Context
The Information Commissioner’s Office (ICO) has issued an enforcement notice to Experian Limited, ordering it to make changes to the way in which it handles people’s personal data within its direct marketing services.
The enforcement notice follows a two-year investigation by the ICO into how Experian, Equifax and TransUnion used personal data within their data broking businesses for direct marketing purposes. A complaint from the campaign group Privacy International to the ICO also raised concerns about the data broking industry, specifically Equifax and Experian.
Experian did not accept that it was required to make the changes set out by the ICO, and as such were not prepared to issue privacy information directly to individuals nor cease the use of credit reference data for direct marketing purposes. As a result, Experian has been given an enforcement notice compelling it to make changes within nine months or risk further action. This could include a fine of up to £20m or 4% of the organisation’s total annual worldwide turnover.
Findings from the investigation have been published, which can be read in full here: https://ico.org.uk/media/action-weve-taken/2618470/investigation-into-data-protection-compliance-in-the-direct-marketing-data-broking-sector.pdf
Key points to note
- The ICO found that there was significant processing of data where the individual was not aware that their personal data was being collected and used, this is also known as “invisible processing” and is in breach of data protection law.
- As well as the failure to be transparent, the regulator found that personal data provided in order to provide the firm’s statutory credit referencing function, was being used in limited ways for marketing purposes and, in some cases, the firms were also using profiling to generate new, or previously unknown, information about people, which is often privacy invasive.

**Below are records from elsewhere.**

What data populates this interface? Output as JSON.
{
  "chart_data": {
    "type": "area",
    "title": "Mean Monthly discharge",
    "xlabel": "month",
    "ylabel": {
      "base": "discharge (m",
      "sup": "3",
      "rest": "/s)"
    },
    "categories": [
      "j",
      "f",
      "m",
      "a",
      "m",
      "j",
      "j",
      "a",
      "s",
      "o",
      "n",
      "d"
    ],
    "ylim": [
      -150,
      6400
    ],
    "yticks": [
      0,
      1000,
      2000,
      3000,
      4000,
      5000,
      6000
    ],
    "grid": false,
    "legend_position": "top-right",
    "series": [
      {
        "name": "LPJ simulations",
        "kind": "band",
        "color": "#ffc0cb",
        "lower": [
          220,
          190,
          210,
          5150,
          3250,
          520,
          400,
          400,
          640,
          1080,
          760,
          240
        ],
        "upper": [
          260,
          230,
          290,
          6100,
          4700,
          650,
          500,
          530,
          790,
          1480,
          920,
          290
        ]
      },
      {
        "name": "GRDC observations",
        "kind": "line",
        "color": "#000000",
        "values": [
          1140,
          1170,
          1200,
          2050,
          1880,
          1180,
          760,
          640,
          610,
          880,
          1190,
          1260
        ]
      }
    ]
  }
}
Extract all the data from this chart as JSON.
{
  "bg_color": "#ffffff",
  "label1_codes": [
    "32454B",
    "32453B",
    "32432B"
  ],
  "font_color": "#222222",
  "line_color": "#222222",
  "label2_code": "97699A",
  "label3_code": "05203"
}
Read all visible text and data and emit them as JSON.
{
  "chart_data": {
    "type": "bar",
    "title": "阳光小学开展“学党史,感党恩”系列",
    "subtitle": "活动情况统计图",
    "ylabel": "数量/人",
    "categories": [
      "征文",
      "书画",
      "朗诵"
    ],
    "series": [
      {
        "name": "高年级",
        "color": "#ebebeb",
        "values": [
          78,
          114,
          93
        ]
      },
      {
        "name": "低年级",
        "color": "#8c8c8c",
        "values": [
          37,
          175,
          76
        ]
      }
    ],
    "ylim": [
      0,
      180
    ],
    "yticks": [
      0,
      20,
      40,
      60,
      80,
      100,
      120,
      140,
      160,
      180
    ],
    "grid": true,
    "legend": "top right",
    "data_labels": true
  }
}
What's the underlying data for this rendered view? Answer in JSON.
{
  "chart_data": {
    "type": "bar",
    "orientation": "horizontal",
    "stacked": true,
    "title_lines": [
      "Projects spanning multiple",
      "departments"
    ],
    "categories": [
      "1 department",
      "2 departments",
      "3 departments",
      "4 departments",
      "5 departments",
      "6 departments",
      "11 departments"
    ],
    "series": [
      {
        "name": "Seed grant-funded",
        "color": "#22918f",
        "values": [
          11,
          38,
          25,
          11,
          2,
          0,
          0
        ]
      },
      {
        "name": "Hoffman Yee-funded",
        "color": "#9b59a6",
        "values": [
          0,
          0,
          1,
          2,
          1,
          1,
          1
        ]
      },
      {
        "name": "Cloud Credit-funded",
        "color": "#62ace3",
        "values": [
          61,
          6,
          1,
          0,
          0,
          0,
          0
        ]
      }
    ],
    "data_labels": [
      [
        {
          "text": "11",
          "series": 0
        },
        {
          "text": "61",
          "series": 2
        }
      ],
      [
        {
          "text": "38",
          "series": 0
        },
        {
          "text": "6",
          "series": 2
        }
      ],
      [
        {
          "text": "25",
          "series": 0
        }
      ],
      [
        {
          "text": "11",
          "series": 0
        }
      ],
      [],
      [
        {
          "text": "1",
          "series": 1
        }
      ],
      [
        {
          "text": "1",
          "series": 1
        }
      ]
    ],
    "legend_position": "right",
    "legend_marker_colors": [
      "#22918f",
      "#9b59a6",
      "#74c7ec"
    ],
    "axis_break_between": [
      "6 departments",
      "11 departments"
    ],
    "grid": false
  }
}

- Further thematic failings were identified including:
- Privacy information which did not clearly explain what was being done with people’s data.
- Using certain lawful bases incorrectly for processing people’s data.
- The ICO decided an enforcement notice would be the most effective and proportionate way to achieve compliance in this situation. It is a powerful regulatory tool to require an organisation to stop processing personal data in a certain way and the most likely tool to achieve the results necessary to change behaviour.
- The notice requires that:
- Experian informs people that it holds their personal data and how it is using, or intends to use, such data for marketing purposes.
- Experian stops using personal data derived from the credit referencing side of its business by January 2021, which it does currently for limited direct marketing purposes. The ICO noted that, as people have no choice about whether their data is shared with Experian for credit referencing purposes, the processing of this data for marketing purposes is unexpected.
- Other key requirements of the notice include:
- Setting out improvements to privacy information to make clear what personal data is collected, where it has come from, what it is being used for or to whom the data is being sold and why.
- Deleting any data supplied to Experian under the lawful basis of consent which is now being processed using a different lawful basis of legitimate interests.
- Stopping the processing of any personal data which has been collected unlawfully.